Moreover, life at Bergen-Belsen Displaced Persons Camp was rather active socially. Grisha was a major Don Juan, having married Aida, then had a South African kindergarten teacher named Tippi as a mistress, then having a fling with a secretary, before marrying a German widow named Margaret, who was Shep's stepmother. It's all very convoluted.
We find that DNA shows that Izak and Shep are only half-brothers, sharing the same mother but not the same father. Of Shep's parentage there isn't doubt: it's Aida and Grisha. Of Izak's parentage, now there is room for doubt. A man in a photo of Aida's collection, taken at the same time as the only one of the whole family, which we have seen before in Aida's Secrets, may be Izak's father. However, is Izak's father actually German?
As if all this is not already quite a muddle, we get near the end a third twist: researchers have found a third brother born in 1949! Shep, ever so gently, makes inquiries of to his elderly mother, but she insists softly but firmly that she does not remember anything. Whatever she knew of this she literally takes to the grave.
A post-script tells us that shortly after Aida died, the third brother was located in Toronto, but he opted not to meet with Shep and/or Izak.
Aida's Secrets is a fascinating story filled with interesting people in their complexities. There are some particularly touching moments that will really touch you emotionally. At the midpoint of Aida's Secrets, after being reunited with Shep, she sings You Are My Sunshine to her second-born, and it shows that whatever flaws or mysteries there were, a mother and child reunion is among the world's most beautiful things.

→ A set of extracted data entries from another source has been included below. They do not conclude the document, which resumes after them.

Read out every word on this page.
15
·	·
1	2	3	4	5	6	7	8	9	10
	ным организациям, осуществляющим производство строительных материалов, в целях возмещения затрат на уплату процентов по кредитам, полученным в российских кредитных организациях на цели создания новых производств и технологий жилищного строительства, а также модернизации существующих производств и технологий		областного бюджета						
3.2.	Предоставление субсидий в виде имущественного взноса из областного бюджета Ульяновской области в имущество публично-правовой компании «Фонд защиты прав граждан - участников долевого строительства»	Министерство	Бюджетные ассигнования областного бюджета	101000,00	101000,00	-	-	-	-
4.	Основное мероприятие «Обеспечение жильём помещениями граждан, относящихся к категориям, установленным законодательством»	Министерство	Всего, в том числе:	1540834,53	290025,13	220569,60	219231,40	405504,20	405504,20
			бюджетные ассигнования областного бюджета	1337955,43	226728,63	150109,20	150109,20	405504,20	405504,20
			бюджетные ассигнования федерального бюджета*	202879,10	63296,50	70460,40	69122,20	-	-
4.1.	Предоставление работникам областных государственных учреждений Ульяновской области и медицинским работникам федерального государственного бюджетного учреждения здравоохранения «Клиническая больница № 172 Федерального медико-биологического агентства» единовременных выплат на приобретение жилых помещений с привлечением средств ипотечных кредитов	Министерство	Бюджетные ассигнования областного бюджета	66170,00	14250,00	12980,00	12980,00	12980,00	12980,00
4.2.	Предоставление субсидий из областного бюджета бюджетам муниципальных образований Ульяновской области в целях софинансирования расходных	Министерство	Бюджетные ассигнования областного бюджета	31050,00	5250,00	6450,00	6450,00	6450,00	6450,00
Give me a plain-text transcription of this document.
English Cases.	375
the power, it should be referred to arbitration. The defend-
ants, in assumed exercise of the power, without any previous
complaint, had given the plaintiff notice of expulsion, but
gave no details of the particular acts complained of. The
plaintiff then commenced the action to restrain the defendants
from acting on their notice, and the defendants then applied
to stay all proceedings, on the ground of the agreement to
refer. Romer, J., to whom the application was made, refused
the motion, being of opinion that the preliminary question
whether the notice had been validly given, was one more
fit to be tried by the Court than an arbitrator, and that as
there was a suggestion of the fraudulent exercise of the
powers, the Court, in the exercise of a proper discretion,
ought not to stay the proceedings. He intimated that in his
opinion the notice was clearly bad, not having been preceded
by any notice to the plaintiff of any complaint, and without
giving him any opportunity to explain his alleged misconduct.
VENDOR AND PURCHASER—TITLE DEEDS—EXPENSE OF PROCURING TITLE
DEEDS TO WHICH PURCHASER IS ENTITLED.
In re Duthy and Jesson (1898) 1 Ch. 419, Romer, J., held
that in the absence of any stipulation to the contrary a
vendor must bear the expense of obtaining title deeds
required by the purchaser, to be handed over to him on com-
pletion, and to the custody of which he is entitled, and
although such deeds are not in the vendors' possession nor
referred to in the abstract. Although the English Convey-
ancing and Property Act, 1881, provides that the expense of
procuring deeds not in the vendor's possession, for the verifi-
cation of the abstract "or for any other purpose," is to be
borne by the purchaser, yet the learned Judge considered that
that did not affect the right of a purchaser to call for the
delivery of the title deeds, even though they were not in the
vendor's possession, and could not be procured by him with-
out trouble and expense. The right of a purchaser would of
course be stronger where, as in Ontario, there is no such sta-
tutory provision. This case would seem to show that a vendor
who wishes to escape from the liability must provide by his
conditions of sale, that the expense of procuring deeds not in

We also get unexpected turns. Once Shep and Aida are brought together, we wonder why the film would continue. At this point, most stories end, with Izak tearfully joyful to have found his brother and united with their mother. However, as we dive deeper, we see the story go out into unexpected places, trying to untangle this situation.
As we learn about the history of the post-war chaos and life in the DP camps, we find that the adults, for reasons they thought good, kept things from the children. The rightness or wrongness of their decisions are simply not known, or perhaps logical to us now. There was something that drove them then and drove them until their dying days.
It seems a wild stretch to say you cannot remember having given birth to three children unless you suffered from dementia. You sense that Aida may not have wanted to talk about these things, but you also sense there was no anger or dismissal of it either.
It's a strange and complicated world we see.
The tangles of family secrets, from why Izak was not told for sixty years that he had a brother, to Aida's final secret revealed of a third brother, are all things that we cannot fully understand or figure out. Perhaps because some things will perhaps now never be known, we leave Aida's Secrets with the knowledge that we will always have some questions unanswered. Was Aida really a Polish Christian and not a Jew? Who was Izak's real father?
Ultimately, does it matter? Izak is happy to have found his 'little brother', and Shep too now has someone new in his life, and has made peace with his mother. I think that matters most of all.
Family is a strange thing, even for those who know the connecting ties between oneself and those related to us. Aida's Secrets perhaps should not have been, but at least some of the mystery and shame is gone.